Zequinha de Abreu vendia partituras de Tico-Tico no Fubá, fazendo quem quisesse ouvi-la, ler partitura, tocar algum instrumento. Disse Zequinha, mas havia muitos compositores, como Chiquinha Gonzaga, para ficar nos mais populares. A relação com a arte, em particular com a música era corpóreo-espiritual, exigia todo o corpo e a alma. Essa relação mudou drasticamente, fazendo do ouvinte uma mera orelha manipulável. O tema é imenso, mas fico nisso, que não estou preparado para um ensaio, fico nessa crônica. Mas a coisa se deu da mesma forma que na relação homem-natureza. Há pessoas tão jovens que não têm antigamente, que não sabem de onde vem o bife, tanto menos o Baião. Os livros se transformaram em imagens, filmes. A música vem da saveiro que passa toda noite pelo bairro a despertar galinhas, assustar gatos. Suponho que uma família rica de antigamente tivesse umas 100 partituras e um piano. Hoje, no pen drive do meu fusca tem todas as músicas que ouvi e gostaria de ouvir nos próximos dois mil anos.

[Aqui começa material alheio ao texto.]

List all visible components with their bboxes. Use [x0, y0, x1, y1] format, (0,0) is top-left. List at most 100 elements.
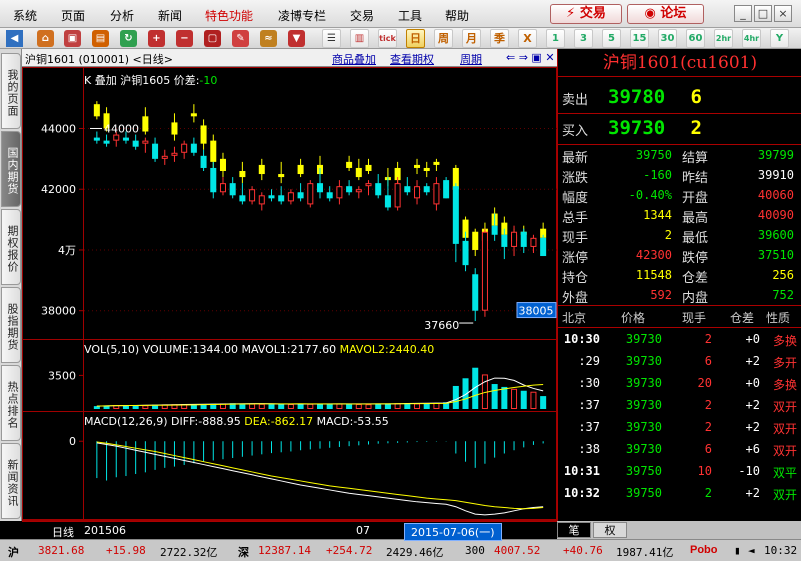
compare-commodity-link[interactable]: 商品叠加 [332, 51, 376, 67]
quote-field-row: 涨停 42300 跌停 37510 [558, 245, 801, 266]
period-2hr-button[interactable]: 2hr [714, 29, 733, 48]
chart-nav-buttons[interactable]: ⇐ ⇒ ▣ ✕ [506, 51, 555, 64]
window-icon[interactable]: ▢ [204, 30, 221, 47]
home-icon[interactable]: ⌂ [37, 30, 54, 47]
y-tick-label: 42000 [41, 183, 76, 196]
period-yearly-button[interactable]: Y [770, 29, 789, 48]
maximize-button[interactable]: □ [754, 5, 772, 22]
forum-button[interactable]: ◉ 论坛 [627, 4, 704, 24]
tab-my-page[interactable]: 我的页面 [1, 53, 21, 129]
tick-row[interactable]: :29 39730 6 +2 多开 [558, 351, 801, 371]
period-quarterly-button[interactable]: 季 [490, 29, 509, 48]
tab-trades[interactable]: 笔 [557, 522, 591, 538]
quote-field-value: -160 [643, 168, 672, 182]
quote-list-icon[interactable]: ▤ [92, 30, 109, 47]
view-options-link[interactable]: 查看期权 [390, 51, 434, 67]
overlay-candle-body [239, 171, 246, 178]
macd-dea: DEA:-862.17 [244, 415, 314, 428]
quote-field-value: 39750 [635, 148, 672, 162]
candle-body [501, 234, 508, 247]
tick-row[interactable]: 10:31 39750 10 -10 双平 [558, 461, 801, 481]
chart-title: 沪铜1601 (010001) <日线> [25, 53, 173, 66]
period-weekly-button[interactable]: 周 [434, 29, 453, 48]
tab-domestic-futures[interactable]: 国内期货 [1, 131, 21, 207]
period-link[interactable]: 周期 [460, 51, 482, 67]
quote-field-label: 持仓 [562, 271, 589, 286]
quote-field-label: 跌停 [682, 251, 709, 266]
tick-nature: 双平 [772, 466, 797, 480]
overlay-candle-body [346, 161, 353, 168]
quote-field-value: 39600 [757, 228, 794, 242]
menu-help[interactable]: 帮助 [445, 7, 469, 24]
tick-price: 39730 [625, 376, 662, 390]
period-15min-button[interactable]: 15 [630, 29, 649, 48]
period-60min-button[interactable]: 60 [686, 29, 705, 48]
candle-body [414, 186, 421, 199]
candle-body [394, 183, 401, 208]
trade-button-label: 交易 [579, 6, 606, 21]
period-monthly-button[interactable]: 月 [462, 29, 481, 48]
chart-canvas: 44000 42000 4万 38000 44000 37660 38005 3500 0 [22, 67, 557, 521]
menu-system[interactable]: 系统 [13, 7, 37, 24]
filter-icon[interactable]: ▼ [288, 30, 305, 47]
zoom-out-icon[interactable]: − [176, 30, 193, 47]
tab-weight[interactable]: 权 [593, 522, 627, 538]
tick-row[interactable]: :37 39730 2 +2 双开 [558, 417, 801, 437]
menu-special-features[interactable]: 特色功能 [205, 7, 253, 24]
tick-row[interactable]: :38 39730 6 +6 双开 [558, 439, 801, 459]
menu-page[interactable]: 页面 [61, 7, 85, 24]
zoom-in-icon[interactable]: + [148, 30, 165, 47]
tick-price: 39750 [625, 464, 662, 478]
quote-field-value: 37510 [757, 248, 794, 262]
candle-body [375, 183, 382, 196]
period-5min-button[interactable]: 5 [602, 29, 621, 48]
tick-qty: 2 [704, 420, 712, 434]
tab-index-futures[interactable]: 股指期货 [1, 287, 21, 363]
back-arrow-icon[interactable]: ◀ [6, 30, 23, 47]
y-tick-label: 44000 [41, 122, 76, 135]
tick-time: :37 [578, 420, 600, 434]
period-30min-button[interactable]: 30 [658, 29, 677, 48]
buy-row[interactable]: 买入 39730 2 [558, 116, 801, 142]
indicator-icon[interactable]: ≈ [260, 30, 277, 47]
period-custom-button[interactable]: X [518, 29, 537, 48]
sell-row[interactable]: 卖出 39780 6 [558, 85, 801, 111]
volume-bar [278, 404, 285, 409]
kline-chart[interactable]: 44000 42000 4万 38000 44000 37660 38005 3500 0 沪铜… [22, 49, 557, 521]
tick-row[interactable]: 10:32 39750 2 +2 双开 [558, 483, 801, 503]
tab-options-quotes[interactable]: 期权报价 [1, 209, 21, 285]
overlay-candle-body [181, 110, 188, 120]
period-1min-button[interactable]: 1 [546, 29, 565, 48]
tab-hot-ranking[interactable]: 热点排名 [1, 365, 21, 441]
period-daily-button[interactable]: 日 [406, 29, 425, 48]
menu-tools[interactable]: 工具 [398, 7, 422, 24]
tick-row[interactable]: :30 39730 20 +0 多换 [558, 373, 801, 393]
trade-button[interactable]: ⚡ 交易 [550, 4, 622, 24]
tick-row[interactable]: 10:30 39730 2 +0 多换 [558, 329, 801, 349]
tab-news[interactable]: 新闻资讯 [1, 443, 21, 519]
table-icon[interactable]: ☰ [322, 29, 341, 48]
overlay-candle-body [219, 158, 226, 171]
period-4hr-button[interactable]: 4hr [742, 29, 761, 48]
draw-pen-icon[interactable]: ✎ [232, 30, 249, 47]
menu-news[interactable]: 新闻 [158, 7, 182, 24]
candle-body [142, 140, 149, 144]
bookmark-icon[interactable]: ▣ [64, 30, 81, 47]
refresh-icon[interactable]: ↻ [120, 30, 137, 47]
hs300-index: 4007.52 [494, 544, 541, 557]
menu-lingbo-column[interactable]: 凌博专栏 [278, 7, 326, 24]
quote-panel: 沪铜1601(cu1601) 卖出 39780 6 买入 39730 2 最新 3… [557, 49, 801, 521]
overlay-text: K 叠加 沪铜1605 价差: [84, 74, 200, 87]
menu-analysis[interactable]: 分析 [110, 7, 134, 24]
volume-legend: VOL(5,10) VOLUME:1344.00 MAVOL1:2177.60 … [84, 343, 434, 356]
close-button[interactable]: × [774, 5, 792, 22]
bar-chart-icon[interactable]: ▥ [350, 29, 369, 48]
minimize-button[interactable]: _ [734, 5, 752, 22]
macd-value: MACD:-53.55 [316, 415, 389, 428]
tick-row[interactable]: :37 39730 2 +2 双开 [558, 395, 801, 415]
period-3min-button[interactable]: 3 [574, 29, 593, 48]
candle-body [161, 155, 168, 159]
volume-bar [375, 403, 382, 409]
menu-trade[interactable]: 交易 [350, 7, 374, 24]
tick-chart-button[interactable]: tick [378, 29, 397, 48]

É neste ponto, quando se disse que tudo quanto fosse sólido se desfaria no ar, que chegamos. Qualquer relação entre nós e a arte, ou qualquer outra atividade, nada nos esclarece sobre nós, senão que nos obscurece, posto que todos os complexos sentidos que tivemos para apreciar qualquer coisa se reduziu ao gosto preguiçoso e irremediavelmente ignorante. Eu não gosto de cebola....sendo que talvez a cebola é quem pudesse dizer que não gosta de mim.

receita.


Cebola empanada.
Dissolva fermento biológico em sal, acrescente água gelada, pode até botar umas pedras de gelo, acrescente farinha de trigo, faça uma massa espessa. Passe por ela as rodelas de cebola. Não deve escorrer facilmente. Leve a uma frigideira com abundante azeite. Frite. Coloque para escorrer excessos num papel absorvente.